A visit to Port Villa was next. The temperature was in the low 30s and humidity was 90%. The locals were lined up in vans to take people on tours around this beautiful area. One of the most spectacular sites to visit is the cascade waterfalls about 45 minutes drive from the ship. Duty-free shopping is a must here, particularly for liquor.
Mystery Island and the Isle of Pines were wonderful but what struck me most was the hospitality of Enzo his wife Maria and his team. We had dinner on our own some nights but frequently chose to dine with all the others because of the family-like atmosphere.
Mada and her nursing staff made everyone feel comfortable and the dialysis sessions of a morning included my choice of meal for breakfast along with anything else required. Dr Alan Parnham made sure everyone was well and dialysed appropriately. He was always available for treatment. We made friends with another couple who dialysed at home and we shared many experiences. We will continue to stay in contact with this couple and others.

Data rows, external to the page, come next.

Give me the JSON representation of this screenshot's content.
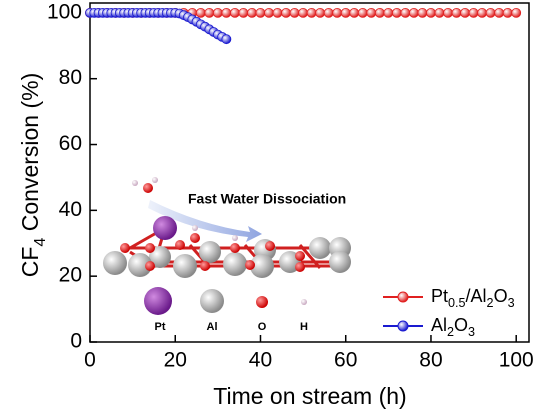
{
  "chart_data": {
    "type": "line",
    "x_label": "Time on stream (h)",
    "y_label": "CF4 Conversion (%)",
    "xlim": [
      0,
      103
    ],
    "ylim": [
      0,
      103
    ],
    "xticks": [
      0,
      20,
      40,
      60,
      80,
      100
    ],
    "yticks": [
      0,
      20,
      40,
      60,
      80,
      100
    ],
    "legend_position": "lower right",
    "series": [
      {
        "name": "Pt0.5/Al2O3",
        "color": "#e02020",
        "x": [
          0,
          2,
          4,
          6,
          8,
          10,
          12,
          14,
          16,
          18,
          20,
          22,
          24,
          26,
          28,
          30,
          32,
          34,
          36,
          38,
          40,
          42,
          44,
          46,
          48,
          50,
          52,
          54,
          56,
          58,
          60,
          62,
          64,
          66,
          68,
          70,
          72,
          74,
          76,
          78,
          80,
          82,
          84,
          86,
          88,
          90,
          92,
          94,
          96,
          98,
          100
        ],
        "values": [
          100,
          100,
          100,
          100,
          100,
          100,
          100,
          100,
          100,
          100,
          100,
          100,
          100,
          100,
          100,
          100,
          100,
          100,
          100,
          100,
          100,
          100,
          100,
          100,
          100,
          100,
          100,
          100,
          100,
          100,
          100,
          100,
          100,
          100,
          100,
          100,
          100,
          100,
          100,
          100,
          100,
          100,
          100,
          100,
          100,
          100,
          100,
          100,
          100,
          100,
          100
        ]
      },
      {
        "name": "Al2O3",
        "color": "#1a1ad0",
        "x": [
          0,
          1,
          2,
          3,
          4,
          5,
          6,
          7,
          8,
          9,
          10,
          11,
          12,
          13,
          14,
          15,
          16,
          17,
          18,
          19,
          20,
          21,
          22,
          23,
          24,
          25,
          26,
          27,
          28,
          29,
          30,
          31,
          32
        ],
        "values": [
          100,
          100,
          100,
          100,
          100,
          100,
          100,
          100,
          100,
          100,
          100,
          100,
          100,
          100,
          100,
          100,
          100,
          100,
          100,
          100,
          100,
          99.8,
          99.3,
          98.7,
          98,
          97.3,
          96.5,
          95.8,
          95,
          94.2,
          93.4,
          92.7,
          92
        ]
      }
    ],
    "annotations": {
      "arrow_label": "Fast Water Dissociation",
      "atoms": [
        "Pt",
        "Al",
        "O",
        "H"
      ]
    }
  }
}
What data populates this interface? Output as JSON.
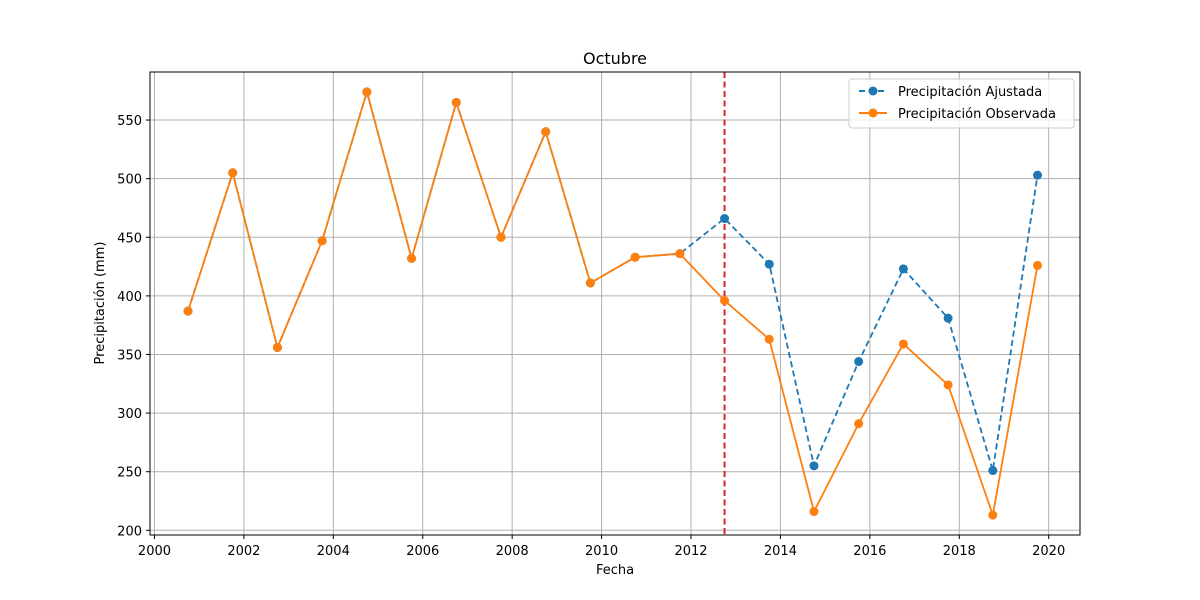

On the cruise, you can be as busy or as quiet as you like and there is no pressure to do either. The food was wonderful with plenty of choice for the fussiest eaters. It is a wonderful holiday for the patient and partner, everything is done for you. Once you unpack you cases you can sit back and be waited on.
On leaving the ship back in Sydney the priority treatment continued through immigration and customs before meeting Nancy who was waiting to board the next cruise with 12 new patients.
I can’t speak highly enough about the way in which we were treated. For Carol and me it was our dream holiday come true. It just proves that life can continue to be full and enjoyable even on dialysis. You don’t have to stay at home forever. Thank you to everyone involved for making this opportunity possible. Our trip of a lifetime lived up to our expectations thanks to DELA.